Both search engines, to be fair, returned mostly accurate results. We even gave Bard the benefit of the doubt, asking it for the specifications of, first, the “Google Fold” and then the “Google Pixel Fold.” But Bard still returned incorrect information about the exterior display, reporting first that its outer 5.8-inch display had a 1080×2670 display and an inner 7.6-inch display of 1920×1080. It doesn’t; the exterior display has a resolution of 2092×1080 and an inner display of 2208×1840. (Both run at up to 120Hz, another fact Bard left out.) When we asked it a second time, it didn’t even distinguish between the inner and outer display, simply stating that it has a 7.6-inch foldable display with a resolution of 1920×1080.
(You can see the results of our query below. You may need to open the images in a separate tab. Google lists the specifications of the Pixel Fold on its shopping page.)
Mark Hachman / IDG
Bard also waffled on the camera specs, first reporting that the Pixel Fold’s front camera was 8 megapixels, and its rear camera was 48MP (main) / 12MP (ultrawide) / and 10MP (telephoto). It then decided that the front selfie camera was 12MP, and the rear was 50MP/12MP/10MP. (The correct specifications are a 8MP selfie camera and a 48MP/10.8MP/10.8MP rear camera.)
Bard was at least consistent on the price, the battery size, the dimensions and the wireless capabilities, but couldn’t decide whether the Fold runs Android 13 or the upcoming Android 14. (Google doesn’t say.)
Google also goofed when asked about the new Google Pixel Tablet. Its most significant error? The price, which Bard listed as simply $599. In fact, according to Google, the base configuration is $499, a full $100 less. (There is a $599 option, which increases the base 128GB of storage to 256GB, but more notably, a swathe of early Pixel Tablet rumors pegged it as that price.) Bard also continued to have problems with the camera specs, incorrectly characterizing the front and rear cameras as 8MP and a 13MP (main) and 5MP (ultrawide) rear camera. The Pixel Tablet includes 8MP front and rear cameras, with no options for an ultrawide.

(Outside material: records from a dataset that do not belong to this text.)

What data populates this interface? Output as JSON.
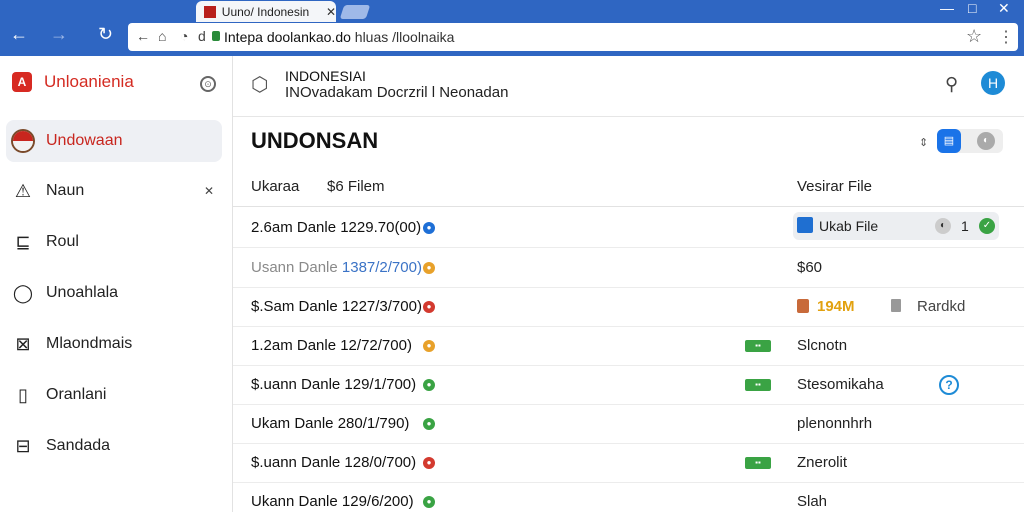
{
  "browser": {
    "tab_title": "Uuno/ Indonesin",
    "url_host": "Intepa doolankao.do",
    "url_path": " hluas /lloolnaika",
    "nav": {
      "back": "←",
      "forward": "→",
      "reload": "↻"
    },
    "window_controls": [
      "—",
      "□",
      "✕"
    ],
    "tab_close": "✕"
  },
  "sidebar": {
    "brand": "Unloanienia",
    "brand_icon": "logo-icon",
    "items": [
      {
        "label": "Undowaan",
        "icon": "flag-icon",
        "active": true
      },
      {
        "label": "Naun",
        "icon": "warning-icon",
        "extra": "✕"
      },
      {
        "label": "Roul",
        "icon": "chart-icon"
      },
      {
        "label": "Unoahlala",
        "icon": "chat-icon"
      },
      {
        "label": "Mlaondmais",
        "icon": "grid-icon"
      },
      {
        "label": "Oranlani",
        "icon": "document-icon"
      },
      {
        "label": "Sandada",
        "icon": "table-icon"
      }
    ]
  },
  "header": {
    "title": "INDONESIAI",
    "subtitle": "INOvadakam Docrzril l Neonadan"
  },
  "page": {
    "title": "UNDONSAN",
    "columns": {
      "name": "Ukaraa",
      "size": "$6 Filem",
      "file": "Vesirar File"
    }
  },
  "rows": [
    {
      "name": "2.6am Danle 1229.70(00)",
      "dot_color": "#1e6fd6",
      "file_chip": {
        "label": "Ukab File",
        "count": "1"
      }
    },
    {
      "name_prefix": "Usann Danle ",
      "name_highlight": "1387/2/700)",
      "muted": true,
      "dot_color": "#e8a12a",
      "file": "$60"
    },
    {
      "name": "$.Sam Danle 1227/3/700)",
      "dot_color": "#d33a2f",
      "size": "194M",
      "size2": "Rardkd"
    },
    {
      "name": "1.2am Danle 12/72/700)",
      "dot_color": "#e8a12a",
      "tag": "▪▪",
      "file": "Slcnotn"
    },
    {
      "name": "$.uann Danle 129/1/700)",
      "dot_color": "#3aa344",
      "tag": "▪▪",
      "file": "Stesomikaha",
      "help": "?"
    },
    {
      "name": "Ukam Danle 280/1/790)",
      "dot_color": "#3aa344",
      "file": "plenonnhrh"
    },
    {
      "name": "$.uann Danle 128/0/700)",
      "dot_color": "#d33a2f",
      "tag": "▪▪",
      "file": "Znerolit"
    },
    {
      "name": "Ukann Danle 129/6/200)",
      "dot_color": "#3aa344",
      "file": "Slah"
    }
  ]
}
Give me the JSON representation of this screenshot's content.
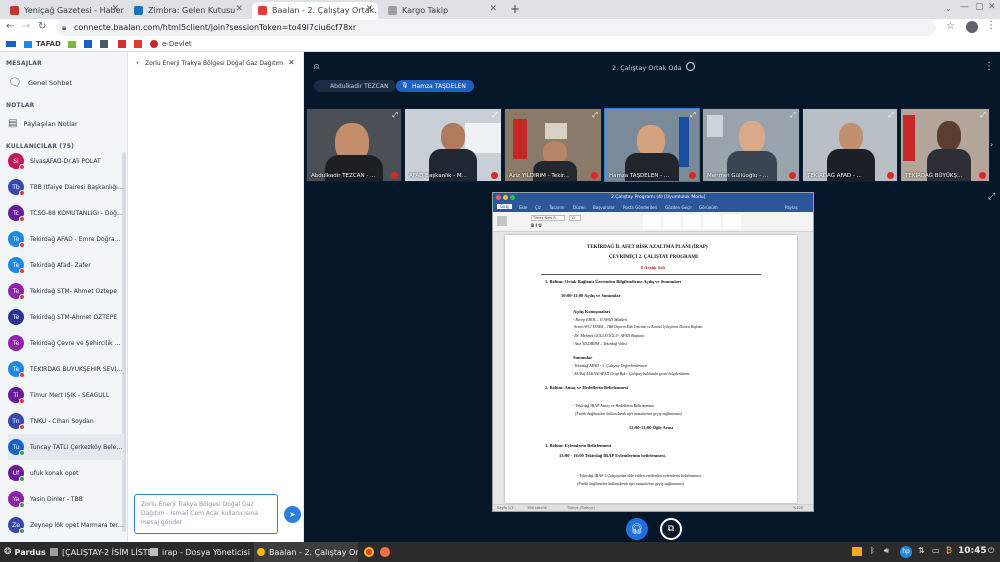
{
  "browser": {
    "tabs": [
      {
        "label": "Yeniçağ Gazetesi - Haber...",
        "color": "#c0392b"
      },
      {
        "label": "Zimbra: Gelen Kutusu",
        "color": "#1a73b8"
      },
      {
        "label": "Baalan - 2. Çalıştay Ortak...",
        "color": "#e53935"
      },
      {
        "label": "Kargo Takip",
        "color": "#9e9e9e"
      }
    ],
    "new_tab": "+",
    "url": "connecte.baalan.com/html5client/join?sessionToken=to49l7ciu6cf78xr",
    "bookmarks": [
      "TAFAD",
      "e-Devlet"
    ]
  },
  "sidebar": {
    "messages_title": "MESAJLAR",
    "public_chat": "Genel Sohbet",
    "notes_title": "NOTLAR",
    "shared_notes": "Paylaşılan Notlar",
    "users_title": "KULLANICILAR (75)",
    "users": [
      {
        "initials": "Si",
        "name": "SivasAFAD-Dr.Ali POLAT",
        "color": "#c2185b"
      },
      {
        "initials": "Tb",
        "name": "TBB İtfaiye Dairesi Başkanlığı - ...",
        "color": "#3949ab"
      },
      {
        "initials": "Tc",
        "name": "TCSG-88 KOMUTANLIĞI - Doğuk...",
        "color": "#6a1b9a"
      },
      {
        "initials": "Te",
        "name": "Tekirdağ AFAD - Emre Doğramacı",
        "color": "#1e88e5"
      },
      {
        "initials": "Te",
        "name": "Tekirdağ Afad- Zafer",
        "color": "#1e88e5"
      },
      {
        "initials": "Te",
        "name": "Tekirdağ STM- Ahmet Öztepe",
        "color": "#8e24aa"
      },
      {
        "initials": "Te",
        "name": "Tekirdağ STM-Ahmet ÖZTEPE",
        "color": "#283593"
      },
      {
        "initials": "Te",
        "name": "Tekirdağ Çevre ve Şehircilik Ha...",
        "color": "#8e24aa"
      },
      {
        "initials": "Te",
        "name": "TEKİRDAĞ BÜYÜKŞEHİR SEVİM ...",
        "color": "#1e88e5"
      },
      {
        "initials": "Ti",
        "name": "Timur Mert IŞIK - SEAGULL",
        "color": "#6a1b9a"
      },
      {
        "initials": "Tn",
        "name": "TNKÜ - Cihan Soydan",
        "color": "#3949ab"
      },
      {
        "initials": "Tu",
        "name": "Tuncay TATLI Çerkezköy Beledi...",
        "color": "#1565c0"
      },
      {
        "initials": "Uf",
        "name": "ufuk konak opet",
        "color": "#6a1b9a"
      },
      {
        "initials": "Ya",
        "name": "Yasin Dinler - TBB",
        "color": "#8e24aa"
      },
      {
        "initials": "Ze",
        "name": "Zeynep lök opet Marmara term...",
        "color": "#3949ab"
      }
    ]
  },
  "chat": {
    "title": "Zorlu Enerji Trakya Bölgesi Doğal Gaz Dağıtım - İsmai...",
    "input_placeholder": "Zorlu Enerji Trakya Bölgesi Doğal Gaz Dağıtım - İsmail Cem Acar kullanıcısına mesaj gönder"
  },
  "meeting": {
    "room_title": "2. Çalıştay Ortak Oda",
    "presenters": [
      "Abdulkadir TEZCAN",
      "Hamza TAŞDELEN"
    ],
    "video_tiles": [
      "Abdulkadir TEZCAN - ...",
      "AFAD Başkanlık - M...",
      "Aziz YILDIRIM - Tekir...",
      "Hamza TAŞDELEN - ...",
      "Mehmet Güllüoğlu - ...",
      "TEKİRDAĞ AFAD - ...",
      "TEKİRDAĞ BÜYÜKŞ..."
    ]
  },
  "document": {
    "window_title": "2.Çalıştay Programı (4) [Uyumluluk Modu]",
    "ribbon_tabs": [
      "Giriş",
      "Ekle",
      "Çiz",
      "Tasarım",
      "Düzen",
      "Başvurular",
      "Posta Gönderileri",
      "Gözden Geçir",
      "Görünüm"
    ],
    "share_label": "Paylaş",
    "font_name": "Times New R...",
    "font_size": "12",
    "heading1": "TEKİRDAĞ İL AFET RİSK AZALTMA PLANI (İRAP)",
    "heading2": "ÇEVRİMİÇİ 2. ÇALIŞTAY PROGRAMI",
    "date": "8 Aralık Salı",
    "section1": "1. Bölüm: Ortak Bağlantı Üzerinden Bilgilendirme Açılış ve Sunumları",
    "time1": "10:00-11:00 Açılış ve Sunumlar",
    "opening_title": "Açılış Konuşmaları",
    "opening_items": [
      "- Recep EROL – İl AFAD Müdürü",
      "-Sevim AVCI YENER – TBB Deprem Risk Yönetimi ve Kentsel İyileştirme Dairesi Başkanı",
      "-Dr. Mehmet GÜLLÜOĞLU- AFAD Başkanı",
      "-Aziz YILDIRIM – Tekirdağ Valisi"
    ],
    "talks_title": "Sunumlar",
    "talks_items": [
      "-Tekirdağ AFAD - 1. Çalıştay Değerlendirmesi",
      "-M.Akif ALKAN/AFAD Grup Bşk.- Çalıştay hakkında genel bilgilendirme"
    ],
    "section2": "2. Bölüm: Amaç ve Hedeflerin Belirlenmesi",
    "section2_item": "- Tekirdağ İRAP Amaç ve Hedeflerin Belirlenmesi",
    "section2_note": "(Farklı bağlantılar kullanılarak afet masalarına geçiş sağlanması)",
    "lunch": "12:00-13:00 Öğle Arası",
    "section3": "3. Bölüm: Eylemlerin Belirlenmesi",
    "time3": "13:00 - 16:00 Tekirdağ İRAP Eylemlerinin belirlenmesi,",
    "section3_item": "- Tekirdağ İRAP 1.Çalıştaydan elde edilen verilerden eylemlerin belirlenmesi",
    "section3_note": "(Farklı bağlantılar kullanılarak afet masalarına geçiş sağlanması)",
    "status_left": "Sayfa 1/1",
    "status_words": "398 sözcük",
    "status_lang": "Türkçe (Türkiye)",
    "zoom": "%100"
  },
  "taskbar": {
    "start_label": "Pardus",
    "items": [
      "[ÇALIŞTAY-2 İSİM LİSTESİ...",
      "irap - Dosya Yöneticisi",
      "Baalan - 2. Çalıştay Ort..."
    ],
    "clock": "10:45"
  }
}
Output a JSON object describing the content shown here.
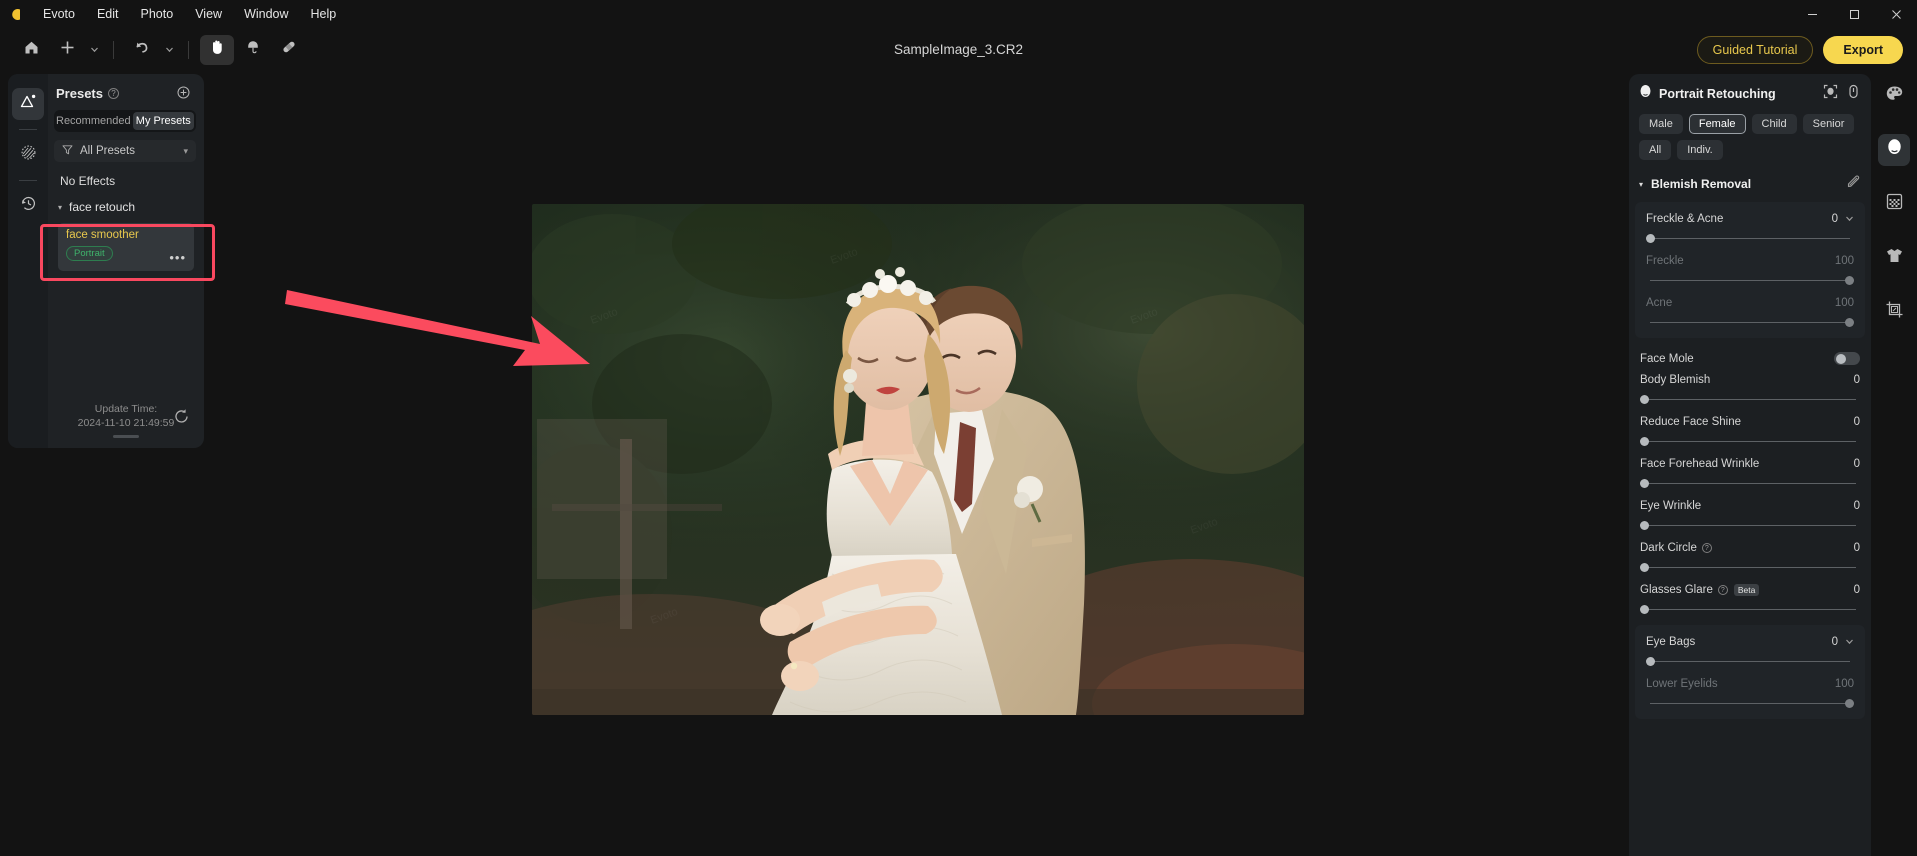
{
  "app": {
    "menu": [
      {
        "label": "Evoto"
      },
      {
        "label": "Edit"
      },
      {
        "label": "Photo"
      },
      {
        "label": "View"
      },
      {
        "label": "Window"
      },
      {
        "label": "Help"
      }
    ],
    "window_controls": {
      "minimize": "—",
      "maximize": "☐",
      "close": "✕"
    }
  },
  "toolbar": {
    "home_icon": "home-icon",
    "add_icon": "plus-icon",
    "undo_icon": "undo-icon",
    "hand_icon": "hand-tool-icon",
    "dodge_icon": "dodge-burn-icon",
    "heal_icon": "healing-brush-icon",
    "document_title": "SampleImage_3.CR2",
    "guided_tutorial_label": "Guided Tutorial",
    "export_label": "Export",
    "tutorial_color": "#e8c84d",
    "export_color": "#f7d74f"
  },
  "left_rail": {
    "items": [
      {
        "name": "presets-icon",
        "active": true
      },
      {
        "name": "texture-icon",
        "active": false
      },
      {
        "name": "history-icon",
        "active": false
      }
    ]
  },
  "presets_panel": {
    "title": "Presets",
    "info_icon": "?",
    "add_icon": "⊕",
    "tabs": [
      {
        "label": "Recommended",
        "active": false
      },
      {
        "label": "My Presets",
        "active": true
      }
    ],
    "filter": {
      "icon": "filter-icon",
      "label": "All Presets",
      "caret": "▾"
    },
    "no_effects_label": "No Effects",
    "group": {
      "caret": "▾",
      "name": "face retouch"
    },
    "preset_card": {
      "name": "face smoother",
      "tag": "Portrait",
      "more": "•••",
      "highlight_color": "#f9485f"
    },
    "update": {
      "label": "Update Time:",
      "value": "2024-11-10 21:49:59",
      "refresh_icon": "refresh-icon"
    }
  },
  "annotation": {
    "arrow_color": "#fb4b5e",
    "name": "pointer-arrow"
  },
  "right_panel": {
    "title": "Portrait Retouching",
    "face_icon": "face-icon",
    "header_icons": [
      {
        "name": "face-detect-icon"
      },
      {
        "name": "compare-icon"
      }
    ],
    "chips": [
      {
        "label": "Male",
        "active": false
      },
      {
        "label": "Female",
        "active": true
      },
      {
        "label": "Child",
        "active": false
      },
      {
        "label": "Senior",
        "active": false
      },
      {
        "label": "All",
        "active": false
      },
      {
        "label": "Indiv.",
        "active": false
      }
    ],
    "section": {
      "caret": "▾",
      "title": "Blemish Removal",
      "edit_icon": "brush-edit-icon"
    },
    "controls": [
      {
        "label": "Freckle & Acne",
        "value": "0",
        "pos": 0,
        "dim": false,
        "caret": true,
        "group": "start"
      },
      {
        "label": "Freckle",
        "value": "100",
        "pos": 100,
        "dim": true,
        "caret": false,
        "group": "mid"
      },
      {
        "label": "Acne",
        "value": "100",
        "pos": 100,
        "dim": true,
        "caret": false,
        "group": "end"
      },
      {
        "label": "Face Mole",
        "value": "",
        "pos": null,
        "dim": false,
        "toggle": true,
        "toggle_on": false
      },
      {
        "label": "Body Blemish",
        "value": "0",
        "pos": 0,
        "dim": false,
        "caret": false
      },
      {
        "label": "Reduce Face Shine",
        "value": "0",
        "pos": 0,
        "dim": false,
        "caret": false
      },
      {
        "label": "Face Forehead Wrinkle",
        "value": "0",
        "pos": 0,
        "dim": false,
        "caret": false
      },
      {
        "label": "Eye Wrinkle",
        "value": "0",
        "pos": 0,
        "dim": false,
        "caret": false
      },
      {
        "label": "Dark Circle",
        "value": "0",
        "pos": 0,
        "dim": false,
        "caret": false,
        "help": true
      },
      {
        "label": "Glasses Glare",
        "value": "0",
        "pos": 0,
        "dim": false,
        "caret": false,
        "help": true,
        "beta": "Beta"
      },
      {
        "label": "Eye Bags",
        "value": "0",
        "pos": 0,
        "dim": false,
        "caret": true,
        "group": "start"
      },
      {
        "label": "Lower Eyelids",
        "value": "100",
        "pos": 100,
        "dim": true,
        "caret": false,
        "group": "end"
      }
    ]
  },
  "right_rail": {
    "items": [
      {
        "name": "palette-icon",
        "active": false
      },
      {
        "name": "portrait-face-icon",
        "active": true
      },
      {
        "name": "texture-grid-icon",
        "active": false
      },
      {
        "name": "clothing-icon",
        "active": false
      },
      {
        "name": "crop-icon",
        "active": false
      }
    ]
  },
  "canvas": {
    "image_name": "wedding-couple-photo"
  }
}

Again, we’ve reproduced our queries below. You can compare them to the official Google Pixel Tablet specifications.
Mark Hachman / IDG
Bing, meanwhile, skated by reporting that the Pixel Fold has a “1080p” exterior screen. Otherwise, though, it was entirely factually correct on both Google devices, when Google itself wasn’t.
Google is moving to an updated PaLM 2 large language model, with tighter integrations to other Google services. Whether that gives Bard and the underlying Bard/Search AI better accuracy is unknown. And we’d be remiss in not noting the following caveat:
“There are known limitations with generative AI and LLMs, and Search, even today, will not always get it right,” Elizabeth Reid, the Google general manager for search, wrote in a blog post. “We’re taking a responsible and deliberate approach to bringing new generative AI capabilities to Search. We’ve trained these models to uphold Search’s high bar for quality, and we will continue to make improvements over time.”
Still, the basic premise holds true: If Google wants to lead its search results with AI-generated responses, it had better be certain that those AI responses are absolutely correct. Right now, Google’s AI answers aren’t.